In contemplating how society can most effectively and efficiently attack the obesity problem, the tobacco experience recommends a long view and an open and creative mind. 30 or 40 years ago, the notion of entire cities and states prohibiting smoking in virtually all public indoor environments would have been deemed ludicrous. The idea that taxes on cigarettes sold in New York City would exceed $3.00 per pack would have been inconceivable. The concept that, relative to the size of the population, the cigarette market would have shrunk by half would have terrified the industry, and heartened the public health community beyond belief. The knowledge that, despite these changes, tobacco was still needlessly causing one fifth of all American deaths, and sickening over 8 million people, would have been utterly dismaying.

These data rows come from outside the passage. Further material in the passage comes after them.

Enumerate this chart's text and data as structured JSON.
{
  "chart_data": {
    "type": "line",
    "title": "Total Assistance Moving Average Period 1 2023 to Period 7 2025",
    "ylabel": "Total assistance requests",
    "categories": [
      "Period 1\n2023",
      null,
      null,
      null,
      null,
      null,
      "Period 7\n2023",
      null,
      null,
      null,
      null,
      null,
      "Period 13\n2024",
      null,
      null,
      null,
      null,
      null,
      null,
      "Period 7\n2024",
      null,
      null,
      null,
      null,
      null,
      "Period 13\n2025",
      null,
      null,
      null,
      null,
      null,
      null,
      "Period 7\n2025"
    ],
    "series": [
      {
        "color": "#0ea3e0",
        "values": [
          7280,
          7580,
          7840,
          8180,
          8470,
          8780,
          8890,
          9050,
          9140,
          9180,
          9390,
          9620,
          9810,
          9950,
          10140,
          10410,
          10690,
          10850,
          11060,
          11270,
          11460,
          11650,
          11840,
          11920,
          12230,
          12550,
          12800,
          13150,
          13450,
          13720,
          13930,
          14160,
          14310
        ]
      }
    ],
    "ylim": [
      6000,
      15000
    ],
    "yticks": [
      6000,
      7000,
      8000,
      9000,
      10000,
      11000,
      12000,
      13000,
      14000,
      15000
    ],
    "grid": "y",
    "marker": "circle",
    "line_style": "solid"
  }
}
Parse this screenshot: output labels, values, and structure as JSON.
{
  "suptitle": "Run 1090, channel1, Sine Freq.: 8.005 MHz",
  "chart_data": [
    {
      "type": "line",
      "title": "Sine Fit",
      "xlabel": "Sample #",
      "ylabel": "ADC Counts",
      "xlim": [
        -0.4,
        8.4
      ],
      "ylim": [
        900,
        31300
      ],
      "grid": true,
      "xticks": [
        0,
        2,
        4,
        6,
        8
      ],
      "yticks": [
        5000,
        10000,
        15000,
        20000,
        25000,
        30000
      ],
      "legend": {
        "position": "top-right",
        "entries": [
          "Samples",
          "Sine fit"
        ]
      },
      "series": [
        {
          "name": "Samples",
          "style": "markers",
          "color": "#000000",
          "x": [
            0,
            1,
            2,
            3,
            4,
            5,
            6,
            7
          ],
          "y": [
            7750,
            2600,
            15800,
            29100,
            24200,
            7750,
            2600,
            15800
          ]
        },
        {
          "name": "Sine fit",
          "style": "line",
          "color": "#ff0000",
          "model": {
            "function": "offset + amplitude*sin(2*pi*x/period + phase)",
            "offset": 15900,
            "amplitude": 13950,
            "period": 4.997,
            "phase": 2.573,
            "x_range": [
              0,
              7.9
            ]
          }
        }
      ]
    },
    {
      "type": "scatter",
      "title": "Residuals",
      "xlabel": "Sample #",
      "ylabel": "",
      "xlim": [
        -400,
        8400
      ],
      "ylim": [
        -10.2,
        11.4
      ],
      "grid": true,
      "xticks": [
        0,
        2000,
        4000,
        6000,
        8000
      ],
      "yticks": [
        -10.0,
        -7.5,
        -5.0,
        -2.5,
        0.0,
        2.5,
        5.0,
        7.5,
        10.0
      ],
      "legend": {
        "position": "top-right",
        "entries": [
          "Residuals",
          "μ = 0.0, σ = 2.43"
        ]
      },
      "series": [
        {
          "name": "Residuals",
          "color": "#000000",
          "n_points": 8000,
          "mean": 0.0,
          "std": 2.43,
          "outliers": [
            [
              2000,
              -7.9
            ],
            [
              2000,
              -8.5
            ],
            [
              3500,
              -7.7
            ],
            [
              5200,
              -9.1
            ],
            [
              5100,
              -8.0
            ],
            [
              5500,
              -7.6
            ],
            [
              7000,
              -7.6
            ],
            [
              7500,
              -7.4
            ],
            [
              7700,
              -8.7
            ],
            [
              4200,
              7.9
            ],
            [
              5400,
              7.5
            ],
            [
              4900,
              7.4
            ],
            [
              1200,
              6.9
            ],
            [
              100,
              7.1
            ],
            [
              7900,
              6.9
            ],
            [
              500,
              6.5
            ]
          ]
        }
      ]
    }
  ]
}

One hopes and even expects that the experiences reviewed at this meeting will contribute useful insights into how the epidemic of obesity can be controlled. At the same time, obesity will throw new and unanticipated curves at the public health community. It will be an interesting, and important, ride.

This memo was prepared by Kenneth E. Warner, Department of Health Policy and Management at the University of Michigan’s School of Public Health, for The Acceleration Meeting, a project to accelerate policy in nutrition: Building on public health successes in tobacco, alcohol, firearms, and traffic safety, held Jan. 8-9, 2004 in Princeton, NJ. The meeting was sponsored by The Robert Wood Johnson Foundation and The California Endowment.